When the case reached the Michigan Court of Appeals, that court noted that Miles had been obligated to prove, among other things, that he had been adversely treated for reasons related to his age.

The city had argued that the 10-day suspension and last-chance agreement were not adverse employment actions, and that Miles was not constructively discharged because he resigned voluntarily. The appellate court noted that the last-chance agreement required Miles to waive his union grievance rights, which would cause a material loss of benefits, which amounted to an adverse employment action. The court also found that under the circumstances, Miles felt compelled to resign, and therefore was not constructively discharged.
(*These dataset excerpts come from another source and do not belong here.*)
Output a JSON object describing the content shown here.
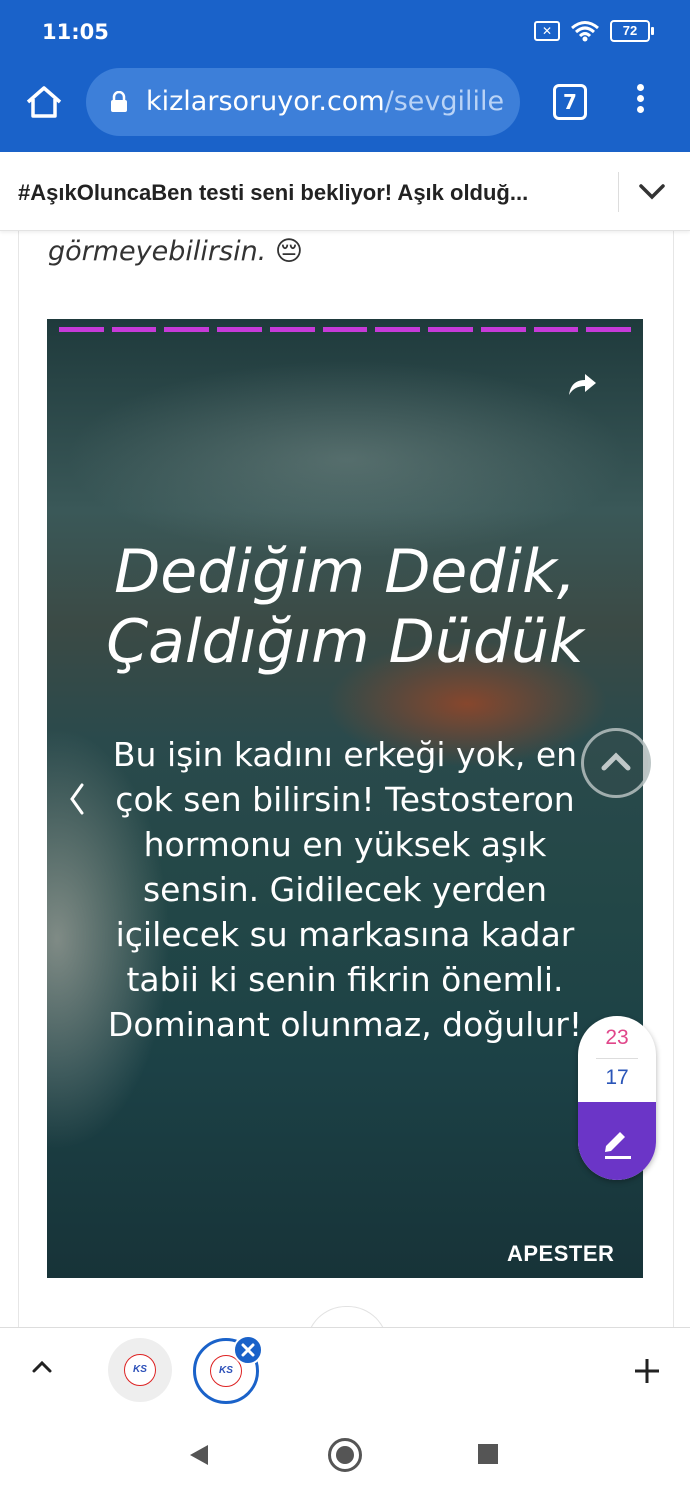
{
  "status": {
    "time": "11:05",
    "battery": "72"
  },
  "browser": {
    "url_domain": "kizlarsoruyor.com",
    "url_path": "/sevgililer-g",
    "tab_count": "7"
  },
  "article": {
    "title": "#AşıkOluncaBen testi seni bekliyor! Aşık olduğ...",
    "lead_text": "görmeyebilirsin. 😔"
  },
  "story": {
    "progress_segments": 11,
    "title_line1": "Dediğim Dedik,",
    "title_line2": "Çaldığım Düdük",
    "body": "Bu işin kadını erkeği yok, en çok sen bilirsin! Testosteron hormonu en yüksek aşık sensin. Gidilecek yerden içilecek su markasına kadar tabii ki senin fikrin önemli. Dominant olunmaz, doğulur!",
    "brand": "APESTER",
    "accent_color": "#c63ad8"
  },
  "vote_widget": {
    "count_top": "23",
    "count_bottom": "17"
  },
  "tab_group": {
    "tab_favicon": "KS"
  },
  "icons": [
    "home-icon",
    "lock-icon",
    "menu-icon",
    "chevron-down-icon",
    "share-icon",
    "chevron-left-icon",
    "chevron-up-icon",
    "pencil-icon",
    "close-icon",
    "plus-icon",
    "back-icon",
    "home-circle-icon",
    "recents-icon"
  ]
}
This evidence, the appellate court said, created a presumption of age discrimination, and the city was obligated to rebut it. This it did by bringing out considerable evidence that the adverse employment action resulted from a good-faith belief that Miles violated the workplace-violence policy. Miles then had to show that the city’s reason was merely a pretext for discrimination. Miles had presented evidence of three other employees who had been found in violation of the workplace violence policy, arguing that while he received a ten-day suspension, other employees were offered merely warnings or three- and five-day suspensions for similar misconduct. The court found ways to distinguish each of the other employees’ treatment, and held that Miles could not show that other employees similarly situated in relevant aspects were treated differently for the same conduct. Thus the evidence did not show that the city’s reasons were pretexts for discrimination.

The court reversed the lower court’s decision and entered summary judgment for the city.

Miles v. City of Bay City, Mich. Ct. App., No. 310972 (May 20, 2014).

Diane Cadrain is an attorney who has been writing about employment law issues for more than 20 years.